See Policies and rules for the schema and authoring guide.

Repository layout

cli/                        TypeScript + Bun + OpenTUI                — @openagentlock/cli
control-plane/              Go HTTP service in Docker                 — ghcr.io/openagentlock/agentlockd
  api/openapi.yaml          source-of-truth API contract
  Dockerfile, docker-compose.yml
  dashboard-ui/             Vite SPA embedded into the Go binary
ledger/                     Rust crate (lib + cdylib + staticlib)     — openagentlock-ledger
docs/                       MkDocs Material site (deployed to openagentlock.github.io/OpenAgentLock)
assets/                     logo, favicon, social card
docker-compose.yml          one-command control-plane bring-up
scripts/install.sh          one-shot installer
.github/workflows/          ci · docker-publish · npm-publish · pages

Status

Pre-1.0.

We try not to break anything that already works. Surfaces marked "shipped" have tests; surfaces marked "not yet" exist as scaffolding or stubs and are explicitly disabled in the user-facing path.

Contributing

See CONTRIBUTING.md for development setup and the workflow.

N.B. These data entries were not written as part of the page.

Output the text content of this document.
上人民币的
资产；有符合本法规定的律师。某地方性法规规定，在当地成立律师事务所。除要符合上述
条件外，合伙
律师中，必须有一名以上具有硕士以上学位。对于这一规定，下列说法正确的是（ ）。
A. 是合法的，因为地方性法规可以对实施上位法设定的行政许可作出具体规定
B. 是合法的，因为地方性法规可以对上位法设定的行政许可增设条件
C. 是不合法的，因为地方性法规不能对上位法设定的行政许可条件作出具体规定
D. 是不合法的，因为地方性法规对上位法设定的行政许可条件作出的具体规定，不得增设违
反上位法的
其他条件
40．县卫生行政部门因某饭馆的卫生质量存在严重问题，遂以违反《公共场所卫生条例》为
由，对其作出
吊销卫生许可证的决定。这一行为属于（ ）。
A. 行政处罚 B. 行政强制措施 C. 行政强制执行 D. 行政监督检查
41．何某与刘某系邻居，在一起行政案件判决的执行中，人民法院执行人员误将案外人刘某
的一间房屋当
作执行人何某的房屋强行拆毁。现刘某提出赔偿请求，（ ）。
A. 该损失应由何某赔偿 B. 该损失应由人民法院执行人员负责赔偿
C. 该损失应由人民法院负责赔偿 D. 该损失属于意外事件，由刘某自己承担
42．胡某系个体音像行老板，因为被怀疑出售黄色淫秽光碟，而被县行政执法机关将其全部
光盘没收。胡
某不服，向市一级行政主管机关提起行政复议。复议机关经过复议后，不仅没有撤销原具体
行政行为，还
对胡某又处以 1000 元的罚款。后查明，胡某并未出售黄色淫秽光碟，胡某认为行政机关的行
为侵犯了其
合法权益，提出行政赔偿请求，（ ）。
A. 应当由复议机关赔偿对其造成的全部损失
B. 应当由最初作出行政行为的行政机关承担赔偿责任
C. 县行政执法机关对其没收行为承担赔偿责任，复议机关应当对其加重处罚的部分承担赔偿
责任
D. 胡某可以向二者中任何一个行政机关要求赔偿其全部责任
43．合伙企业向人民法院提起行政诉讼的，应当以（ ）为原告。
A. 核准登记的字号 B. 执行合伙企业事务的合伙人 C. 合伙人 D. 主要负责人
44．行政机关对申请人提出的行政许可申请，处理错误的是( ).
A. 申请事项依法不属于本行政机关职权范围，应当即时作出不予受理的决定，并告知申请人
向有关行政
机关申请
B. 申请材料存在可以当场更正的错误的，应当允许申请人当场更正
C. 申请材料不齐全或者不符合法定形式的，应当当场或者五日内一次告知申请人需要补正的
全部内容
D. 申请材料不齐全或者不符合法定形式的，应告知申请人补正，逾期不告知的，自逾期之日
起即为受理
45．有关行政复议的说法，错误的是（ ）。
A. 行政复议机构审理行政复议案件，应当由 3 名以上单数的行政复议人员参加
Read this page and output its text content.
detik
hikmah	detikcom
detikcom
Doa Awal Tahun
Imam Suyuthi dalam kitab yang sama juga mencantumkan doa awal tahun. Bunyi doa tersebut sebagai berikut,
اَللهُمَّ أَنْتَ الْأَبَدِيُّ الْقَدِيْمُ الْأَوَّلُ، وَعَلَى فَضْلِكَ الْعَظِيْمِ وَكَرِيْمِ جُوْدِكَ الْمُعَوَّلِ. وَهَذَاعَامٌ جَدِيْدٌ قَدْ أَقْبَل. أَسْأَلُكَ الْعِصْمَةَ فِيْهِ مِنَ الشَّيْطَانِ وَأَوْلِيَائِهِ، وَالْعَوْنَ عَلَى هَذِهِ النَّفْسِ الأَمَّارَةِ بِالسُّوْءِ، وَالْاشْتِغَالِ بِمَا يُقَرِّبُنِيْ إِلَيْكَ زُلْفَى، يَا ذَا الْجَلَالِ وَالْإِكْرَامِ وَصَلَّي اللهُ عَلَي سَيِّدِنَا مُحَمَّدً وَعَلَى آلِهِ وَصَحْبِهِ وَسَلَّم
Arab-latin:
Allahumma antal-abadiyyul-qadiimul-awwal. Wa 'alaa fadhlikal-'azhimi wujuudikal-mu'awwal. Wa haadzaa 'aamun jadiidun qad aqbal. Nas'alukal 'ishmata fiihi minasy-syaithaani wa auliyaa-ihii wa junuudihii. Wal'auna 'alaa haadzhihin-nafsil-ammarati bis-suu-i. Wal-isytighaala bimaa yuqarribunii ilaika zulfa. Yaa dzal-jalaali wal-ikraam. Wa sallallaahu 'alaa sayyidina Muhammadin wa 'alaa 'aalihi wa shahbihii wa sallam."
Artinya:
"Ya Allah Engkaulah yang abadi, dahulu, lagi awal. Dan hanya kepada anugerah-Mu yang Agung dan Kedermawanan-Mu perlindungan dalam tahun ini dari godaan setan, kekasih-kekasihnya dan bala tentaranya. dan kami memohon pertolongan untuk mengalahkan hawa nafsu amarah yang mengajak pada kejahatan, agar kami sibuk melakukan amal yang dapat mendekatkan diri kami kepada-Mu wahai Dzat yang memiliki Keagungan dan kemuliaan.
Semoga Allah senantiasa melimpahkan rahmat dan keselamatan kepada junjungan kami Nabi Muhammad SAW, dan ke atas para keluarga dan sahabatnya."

By contributing you agree your contributions are licensed under the FSL-1.1-Apache-2.0 found in LICENSE.

We follow the Contributor Covenant 2.1. For security disclosures see SECURITY.md.

License

Functional Source License 1.1, Apache 2.0 Future License (FSL-1.1-Apache-2.0).

Permits any non-competitive use today; auto-converts to Apache 2.0 two years after each release.